Politics Weigh On Health Care ETFs

April 25, 2019

In a year in which U.S. stocks have been roaring higher, it’s been hard to find pockets of the market that are doing poorly. The S&P 500 has surged 16.7% so far in 2019, sitting close to record highs, and each of the 11 stock market sectors is up—except one.

The exception is health care. Measured by the Health Care Select Sector SDPR Fund (XLV), health care slipped 0.26% in the year-to-date period through April 22, lagging far behind each of the other sectors. Utilities, the second-worst-performing sector, gained 9% in the same period, while every other sector was up double digits, including top-performing technology, with a 26.3% return.


Sector Returns

Ticker Fund YTD Return (%)
XLK Technology Select Sector SPDR Fund  26.25
XLI Industrial Select Sector SPDR Fund  21.91
XLE Energy Select Sector SPDR Fund  20.57
XLY Consumer Discretionary Select Sector SPDR Fund  20.42
XLC Communication Services Select Sector SPDR Fund 19.81
SPY SPDR S&P 500 ETF Trust 16.65
XLF Financial Select Sector SPDR Fund  15.02
XLB Materials Select Sector SPDR Fund  14.17
XLRE Real Estate Select Sector SPDR Fund 14.01
XLP Consumer Staples Select Sector SPDR Fund  12.64
XLU Utilities Select Sector SPDR Fund  8.96
XLV Health Care Select Sector SPDR Fund  -0.26

Data measures total returns for the year-to-date period through April 22.


Political Overhang

Health care’s stark underperformance compared with the broader stock market is the worst since 1993, according to Bloomberg. That was the year in which President Clinton tried to push a sweeping health care reform bill through Congress. The bill never became law, but at the time, it raised worries that profits for the health care industry could take a hit.

A similar thing happened in 2010, when the Affordable Care Act, better known as Obamacare, actually became law thanks to Democrats’ control of the presidency and both chambers of Congress. Health care lagged the S&P 500 by 5.3% that year.

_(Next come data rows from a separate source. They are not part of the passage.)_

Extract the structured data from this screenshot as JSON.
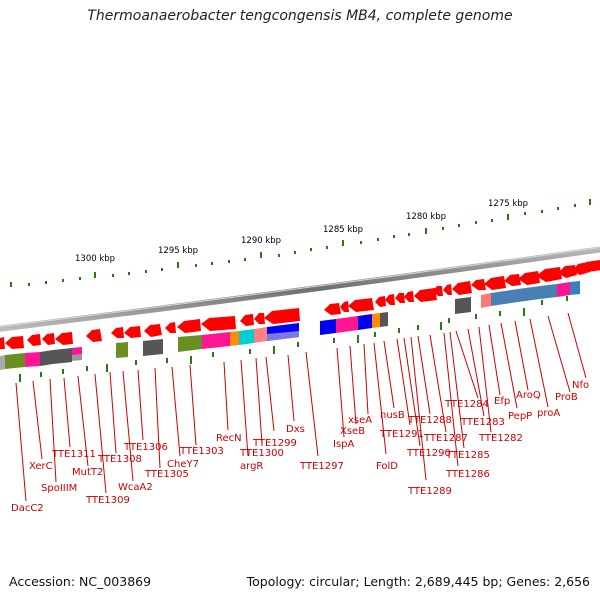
{
  "title": "Thermoanaerobacter tengcongensis MB4, complete genome",
  "accession": "Accession: NC_003869",
  "topology": "Topology: circular; Length: 2,689,445 bp; Genes: 2,656",
  "scale_labels": [
    "1275 kbp",
    "1280 kbp",
    "1285 kbp",
    "1290 kbp",
    "1295 kbp",
    "1300 kbp"
  ],
  "gene_labels": [
    "Nfo",
    "ProB",
    "proA",
    "AroQ",
    "PepP",
    "Efp",
    "TTE1282",
    "TTE1283",
    "TTE1284",
    "TTE1285",
    "TTE1286",
    "TTE1287",
    "TTE1288",
    "TTE1289",
    "TTE1290",
    "TTE1291",
    "nusB",
    "FolD",
    "xseA",
    "XseB",
    "IspA",
    "TTE1297",
    "Dxs",
    "TTE1299",
    "TTE1300",
    "argR",
    "RecN",
    "TTE1303",
    "CheY7",
    "TTE1305",
    "TTE1306",
    "WcaA2",
    "TTE1308",
    "TTE1309",
    "MutT2",
    "TTE1311",
    "SpoIIIM",
    "XerC",
    "DacC2"
  ],
  "colors": {
    "gene": "#ff0000",
    "label": "#cc0000",
    "scale_tick": "#2a7a10",
    "backbone": "#8c8c8c"
  }
}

Then again in 2016, during a bitter election year in which both leading candidates, Donald Trump and Hillary Clinton, bashed the industry for keeping drug costs too high, health care returned 4.4% less than the market.

Election Cycle Volatility

Clearly, as history suggests, volatility in health-care stocks and ETFs is not unusual in periods around major elections, or when far-reaching health care legislation has the potential to pass.

“Volatility picks up for health care stocks around election cycles as sentiment moves around in reaction to different candidates’ plans for changing the health care sector, especially since health care benefits have been the key topic for voters since 2007,” said Brian Tanquilut, health care analyst at Jefferies.

This year, that volatility has picked up early—more than a year and a half ahead of the U.S. elections— and vigorously, as certain candidates throw their support behind legislation that could completely transform the industry at the expense of health care firms.

Medicare For All

At the forefront of the movement to upend the health care status quo is Senator Bernie Sanders, who unveiled a “Medicare-for-All” bill earlier this month that is also being backed by several other Democratic presidential candidates. Medicare, in its current form, is a national health insurance program for the elderly.

“This proposed piece of legislation would establish a national health insurance program to provide comprehensive protection against the cost of health care and health-related services,” explained Chris Meekins and Joseph Yanchunis, analysts at Raymond James.

In other words, Medicare for all would establish a single-payer, government-run program that would eliminate most private insurance, say the analysts.